Physical Optics
Chapter 3 of PC5131 is Physical Optics. It is essentially just the behaviour of light when it passes through physical objects. These objects are double slits, diffraction grating, single slit and thin films. The behaviour when passing through objects can be quantified using Optical Path Length.
Optical Path Length
Optical Path Length \(= nd\) \(n =\) refractive index of medium \(d =\) physical distance
Example
Optical path length between \(A\&B = x + y + l\mu\) Number of cycles between \(A\&B=\frac {\text{Optical Path length}}\lambda\)
Double Slit + Diffraction Grating
Dark Spots (Destructive Interference) \(\Delta \phi = (2n + 1)\pi\), Offset of \(\pi\) or \(\frac 12\) cycle \(d\sin\theta = (m - \frac 12)\lambda\) where \(m\in\mathbb{Z}^+\) \(x\tan\theta = y_m\)

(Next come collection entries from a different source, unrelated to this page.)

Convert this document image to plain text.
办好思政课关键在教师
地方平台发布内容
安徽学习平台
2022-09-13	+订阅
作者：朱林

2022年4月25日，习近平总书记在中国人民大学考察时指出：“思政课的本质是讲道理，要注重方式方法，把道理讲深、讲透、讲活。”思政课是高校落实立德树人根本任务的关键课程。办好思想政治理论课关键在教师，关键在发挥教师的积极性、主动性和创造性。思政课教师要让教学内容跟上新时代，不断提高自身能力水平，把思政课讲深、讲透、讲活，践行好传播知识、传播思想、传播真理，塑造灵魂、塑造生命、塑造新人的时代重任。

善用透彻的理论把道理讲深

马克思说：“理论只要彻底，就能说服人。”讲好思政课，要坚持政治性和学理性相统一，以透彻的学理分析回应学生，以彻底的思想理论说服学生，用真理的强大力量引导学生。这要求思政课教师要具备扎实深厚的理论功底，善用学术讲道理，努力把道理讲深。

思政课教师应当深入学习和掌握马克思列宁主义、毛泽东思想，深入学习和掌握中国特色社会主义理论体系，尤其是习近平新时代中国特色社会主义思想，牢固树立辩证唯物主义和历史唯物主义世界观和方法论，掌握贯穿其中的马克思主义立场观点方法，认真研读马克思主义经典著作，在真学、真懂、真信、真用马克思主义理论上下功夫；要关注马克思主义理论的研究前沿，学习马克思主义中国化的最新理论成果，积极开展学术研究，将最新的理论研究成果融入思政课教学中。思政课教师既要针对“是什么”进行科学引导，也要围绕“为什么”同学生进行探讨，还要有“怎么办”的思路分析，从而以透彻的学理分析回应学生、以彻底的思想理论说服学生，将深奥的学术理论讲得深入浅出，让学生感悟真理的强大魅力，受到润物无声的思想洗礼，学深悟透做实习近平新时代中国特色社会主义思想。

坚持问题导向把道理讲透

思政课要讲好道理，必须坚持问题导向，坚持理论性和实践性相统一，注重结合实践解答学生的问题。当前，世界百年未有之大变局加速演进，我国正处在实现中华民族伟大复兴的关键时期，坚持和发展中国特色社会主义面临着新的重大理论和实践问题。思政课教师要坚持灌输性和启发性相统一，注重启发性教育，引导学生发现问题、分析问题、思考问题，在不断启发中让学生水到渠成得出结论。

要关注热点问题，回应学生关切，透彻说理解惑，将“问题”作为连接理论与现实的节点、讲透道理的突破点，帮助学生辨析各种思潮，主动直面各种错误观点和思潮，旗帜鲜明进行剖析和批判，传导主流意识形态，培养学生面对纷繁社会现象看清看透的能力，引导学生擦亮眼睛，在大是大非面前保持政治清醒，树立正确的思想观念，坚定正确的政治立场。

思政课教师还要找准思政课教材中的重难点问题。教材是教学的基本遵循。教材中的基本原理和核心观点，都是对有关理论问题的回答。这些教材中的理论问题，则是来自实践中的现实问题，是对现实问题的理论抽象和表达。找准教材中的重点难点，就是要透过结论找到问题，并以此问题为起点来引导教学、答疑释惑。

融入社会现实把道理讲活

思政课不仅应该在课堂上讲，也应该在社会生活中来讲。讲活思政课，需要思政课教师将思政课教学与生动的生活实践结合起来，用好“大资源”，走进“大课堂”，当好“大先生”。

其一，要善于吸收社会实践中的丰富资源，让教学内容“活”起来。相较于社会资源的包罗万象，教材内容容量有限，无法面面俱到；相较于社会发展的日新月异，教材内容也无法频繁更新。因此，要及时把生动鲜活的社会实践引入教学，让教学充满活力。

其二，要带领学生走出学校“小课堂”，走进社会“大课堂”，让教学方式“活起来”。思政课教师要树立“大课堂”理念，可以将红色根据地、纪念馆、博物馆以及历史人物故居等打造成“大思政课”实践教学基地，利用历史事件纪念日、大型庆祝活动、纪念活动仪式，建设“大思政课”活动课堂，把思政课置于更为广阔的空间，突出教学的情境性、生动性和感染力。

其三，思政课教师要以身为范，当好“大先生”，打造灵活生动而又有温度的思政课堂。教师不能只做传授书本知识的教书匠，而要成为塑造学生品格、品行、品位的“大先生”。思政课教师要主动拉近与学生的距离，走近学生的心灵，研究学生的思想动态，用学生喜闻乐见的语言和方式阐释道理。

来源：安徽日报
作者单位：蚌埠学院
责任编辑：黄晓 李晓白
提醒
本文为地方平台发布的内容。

Light Spots (Constructive Interference) \(\Delta \phi = (2n)\pi\), Offset of \(2\pi\) or \(1\) cycle \(d\sin\theta = m\lambda\) where \(m\in\mathbb{Z}^+ \cup {0}\) \(x\tan\theta = y_m\)
Sometimes \(d << L\), And we can use the following \(\sin\theta \approx \tan\theta \approx \theta \text{(radians)}\)
Intensity Graph

Single Slit
Split single slit into 2 equal width slits Distance between slits \(= \frac {\text{width of slit}}2\) \(\implies d = \frac a2\)
Intensity Graph
Thin Film
An incident ray lands on a thin film. Recall from Waves I that a wave undergoes a half-wavelength phase shift when it goes from a less optical dense material (smaller refractive index) to a more optically dense material (bigger refractive index).

In the above diagram, ray 1 gets phase-shifted once. Ray 2 gets phase shifted twice, (once at air-to-film interface, second time at film-to-Surface B interface). Ray 2 also travels an extra \(2t\) units of distance (this is approximation because the film is thin) than ray 1. But the shift in wavelength is not actually \(2t\), because the wavelength becomes shorter when it enters the film (WHY?). It is instead \(2t n_{film}\).
Adding all the phase shifts, the total phase shift is \(d = 2n_{film}t + \frac12 \lambda\). When d is an integer multiple, it is constructive interference. When d is an integer multiple plus half, it is destructive.